The planning tribunal rejected Moviment Graffitti’s request to be admitted to a case over the construction of a petrol station in a field by making a selective reading of the law. The tribunal’s decision was then overturned by the Court of Appeal.
The case draws further attention to the tribunal’s poor track record, which has been the subject of special reportage on this website.
The planning case itself involves a permit granted by the Planning Authority for the construction of a petrol station as well as car wash, retail outlet, parking area, and office. The site is a large field on the outskirts of Burmarrad.
The planning tribunal hears legal challenges to decisions taken by the Planning Authority as well as the Environment and Resources Authority.
Moviment Graffitti requested to admitted to a case appealing against the Planning Authority’s approval of the petrol station. (One of the substantive arguments against the permit eventually put forward is that there is already another larger petrol station along the same stretch of road in Burmarrad.)
In its request to be admitted to the lawsuit, the NGO invoked the legal provision that holds that anyone can appeal against a decision by the Planning Authority to approve a development application if it is a “development or an installation which is subject to an environmental impact assessment (EIA) or an integrated pollution prevention and control (IPPC) permit.” A petrol station falls under these categories.
Yet the tribunal rejected the NGO’s request in a decision that made convoluted – and ultimately incoherent – legal argumentation. The main flaw of the decision lay in a selective reading of the law: the tribunal said that the wording “access to a review procedure” meant that anyone could have “access to the proceedings, including the sittings in front of this tribunal and all submissions” in the case. It added that “it clearly emerges that this right is limited to [cases] in which proceedings of appeal have commenced but it does not extend to the right to appeal or that one can be admitted to an appeal.”
Such interpretation flies in the face of the import (or meaning) of the legal provision in its entirety, something that was confirmed in the Court of Appeal judgement last March that overturned the tribunal’s decision. The entire sentence reads that “all persons having sufficient interest shall have access to a review procedure before the Tribunal to challenge the substantive or procedural legality of any decision, act or omission…”
The words “to challenge the substantive or procedural legality of any decision” makes the meaning unequivocal. It provides “persons having sufficient interest” the power to challenge planning permits, not only to have access to any proceedings initiated by any other party.

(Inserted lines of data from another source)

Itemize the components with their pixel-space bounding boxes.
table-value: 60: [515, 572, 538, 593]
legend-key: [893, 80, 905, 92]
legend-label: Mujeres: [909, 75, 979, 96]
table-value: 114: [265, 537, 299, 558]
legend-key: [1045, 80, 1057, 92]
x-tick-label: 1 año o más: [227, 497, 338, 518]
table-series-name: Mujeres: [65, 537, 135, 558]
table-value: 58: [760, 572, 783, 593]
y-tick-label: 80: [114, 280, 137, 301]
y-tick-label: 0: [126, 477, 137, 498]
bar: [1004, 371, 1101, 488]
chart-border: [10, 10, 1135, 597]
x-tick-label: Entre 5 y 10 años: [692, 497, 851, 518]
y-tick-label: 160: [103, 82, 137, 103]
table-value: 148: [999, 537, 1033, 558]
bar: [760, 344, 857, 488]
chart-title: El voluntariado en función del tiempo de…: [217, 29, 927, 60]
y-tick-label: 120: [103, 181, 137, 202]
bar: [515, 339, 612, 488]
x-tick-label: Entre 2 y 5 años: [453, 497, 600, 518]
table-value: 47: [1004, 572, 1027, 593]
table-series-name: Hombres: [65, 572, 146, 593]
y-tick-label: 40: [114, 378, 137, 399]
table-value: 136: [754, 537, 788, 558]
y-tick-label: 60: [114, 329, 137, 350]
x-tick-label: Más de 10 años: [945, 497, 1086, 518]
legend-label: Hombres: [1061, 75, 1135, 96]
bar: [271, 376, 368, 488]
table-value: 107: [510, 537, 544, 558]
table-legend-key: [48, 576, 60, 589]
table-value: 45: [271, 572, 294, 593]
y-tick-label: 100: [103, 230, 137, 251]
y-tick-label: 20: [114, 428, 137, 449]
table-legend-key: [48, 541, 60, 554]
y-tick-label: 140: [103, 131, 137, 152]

Moviment Graffitti has since been admitted to the case after the Court of Appeal overturned the tribunal’s decision. The case is ongoing.

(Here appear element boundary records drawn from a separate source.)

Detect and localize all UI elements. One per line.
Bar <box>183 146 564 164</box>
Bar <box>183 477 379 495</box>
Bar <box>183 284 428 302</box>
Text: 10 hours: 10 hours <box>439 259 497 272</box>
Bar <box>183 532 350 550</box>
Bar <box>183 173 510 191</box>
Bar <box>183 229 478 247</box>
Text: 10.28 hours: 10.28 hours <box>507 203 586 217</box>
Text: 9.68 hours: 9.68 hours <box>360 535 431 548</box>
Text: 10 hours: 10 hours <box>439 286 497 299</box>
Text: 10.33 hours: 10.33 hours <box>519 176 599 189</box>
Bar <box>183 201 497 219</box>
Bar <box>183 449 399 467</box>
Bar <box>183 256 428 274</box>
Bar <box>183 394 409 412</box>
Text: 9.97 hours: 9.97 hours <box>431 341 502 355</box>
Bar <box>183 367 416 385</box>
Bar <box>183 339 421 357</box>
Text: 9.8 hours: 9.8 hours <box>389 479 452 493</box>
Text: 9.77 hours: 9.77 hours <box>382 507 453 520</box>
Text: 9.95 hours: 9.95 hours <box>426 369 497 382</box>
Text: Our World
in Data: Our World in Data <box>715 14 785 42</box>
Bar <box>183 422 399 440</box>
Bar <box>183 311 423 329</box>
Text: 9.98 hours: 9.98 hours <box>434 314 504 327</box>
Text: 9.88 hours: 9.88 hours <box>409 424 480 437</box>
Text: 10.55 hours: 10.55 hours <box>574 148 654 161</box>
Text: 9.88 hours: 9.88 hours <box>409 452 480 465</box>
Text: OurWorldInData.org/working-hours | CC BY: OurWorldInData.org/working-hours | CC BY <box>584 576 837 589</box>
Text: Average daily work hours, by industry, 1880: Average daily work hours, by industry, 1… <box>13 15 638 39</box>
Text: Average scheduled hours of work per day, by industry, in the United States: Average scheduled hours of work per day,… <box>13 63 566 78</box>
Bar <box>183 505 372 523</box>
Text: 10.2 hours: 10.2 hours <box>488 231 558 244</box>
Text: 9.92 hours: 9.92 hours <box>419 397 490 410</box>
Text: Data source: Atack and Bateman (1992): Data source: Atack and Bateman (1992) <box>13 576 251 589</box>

The case draws further attention to the planning tribunal’s track record. The tribunal’s decisions are regularly overturned or renounced by the Court of Appeal.

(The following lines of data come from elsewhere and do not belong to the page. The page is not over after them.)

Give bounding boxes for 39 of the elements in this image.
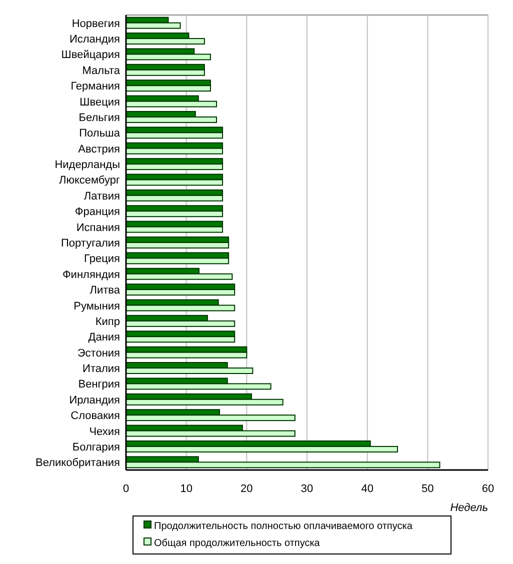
x-tick-label: 10 bbox=[180, 483, 192, 495]
y-tick-label: Латвия bbox=[84, 190, 120, 202]
y-tick-label: Эстония bbox=[77, 347, 120, 360]
y-tick-label: Нидерланды bbox=[54, 159, 120, 172]
x-tick-label: 40 bbox=[361, 483, 374, 495]
y-tick-label: Исландия bbox=[69, 34, 120, 46]
x-tick-label: 50 bbox=[422, 483, 434, 495]
y-tick-label: Люксембург bbox=[58, 174, 120, 187]
y-tick-label: Италия bbox=[82, 363, 120, 376]
y-tick-label: Польша bbox=[79, 128, 121, 140]
y-tick-label: Бельгия bbox=[78, 112, 120, 124]
x-tick-label: 30 bbox=[300, 483, 314, 495]
y-tick-label: Финляндия bbox=[62, 268, 120, 281]
y-tick-label: Дания bbox=[88, 332, 120, 344]
x-tick-label: 0 bbox=[122, 483, 130, 495]
y-tick-label: Румыния bbox=[74, 300, 120, 312]
y-tick-label: Португалия bbox=[61, 238, 120, 250]
y-tick-label: Германия bbox=[70, 80, 120, 93]
x-tick-label: 20 bbox=[240, 483, 253, 495]
y-tick-label: Словакия bbox=[70, 410, 120, 422]
x-axis-title: Недель bbox=[450, 502, 488, 514]
y-tick-label: Мальта bbox=[82, 64, 121, 77]
y-tick-label: Венгрия bbox=[78, 378, 120, 391]
y-tick-label: Швеция bbox=[80, 96, 120, 108]
y-tick-label: Литва bbox=[90, 284, 121, 297]
y-tick-label: Австрия bbox=[78, 143, 120, 156]
y-tick-label: Великобритания bbox=[36, 457, 120, 470]
x-tick-label: 60 bbox=[482, 483, 494, 495]
legend-label: Продолжительность полностью оплачиваемого отпуска bbox=[154, 521, 413, 532]
y-tick-label: Испания bbox=[76, 222, 120, 234]
y-tick-label: Греция bbox=[84, 253, 120, 266]
y-tick-label: Франция bbox=[74, 206, 120, 218]
y-tick-label: Чехия bbox=[89, 426, 120, 438]
y-tick-label: Болгария bbox=[72, 441, 120, 454]
y-tick-label: Кипр bbox=[95, 316, 120, 328]
y-tick-label: Швейцария bbox=[61, 49, 120, 62]
legend-label: Общая продолжительность отпуска bbox=[154, 538, 320, 549]
y-tick-label: Норвегия bbox=[72, 18, 120, 30]
y-tick-label: Ирландия bbox=[69, 394, 120, 406]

Most people who mount legal challenges against development permits in front of the tribunal tend to come out feeling aggrieved by the decision. Yet most do not go on to appeal against the tribunal’s decision in the Court of Appeal, where they have a greater chance of prevailing, instead giving up after typically spending many thousands in legal costs.
In an extensive legal analysis of the law that regulates the tribunal and patterns of its decision-making on key points – particularly suspension of commencement of works during the course of proceedings – this website found that the tribunal falls way short of constitutional standards. The analysis has been published as part of the Justice on Trial series.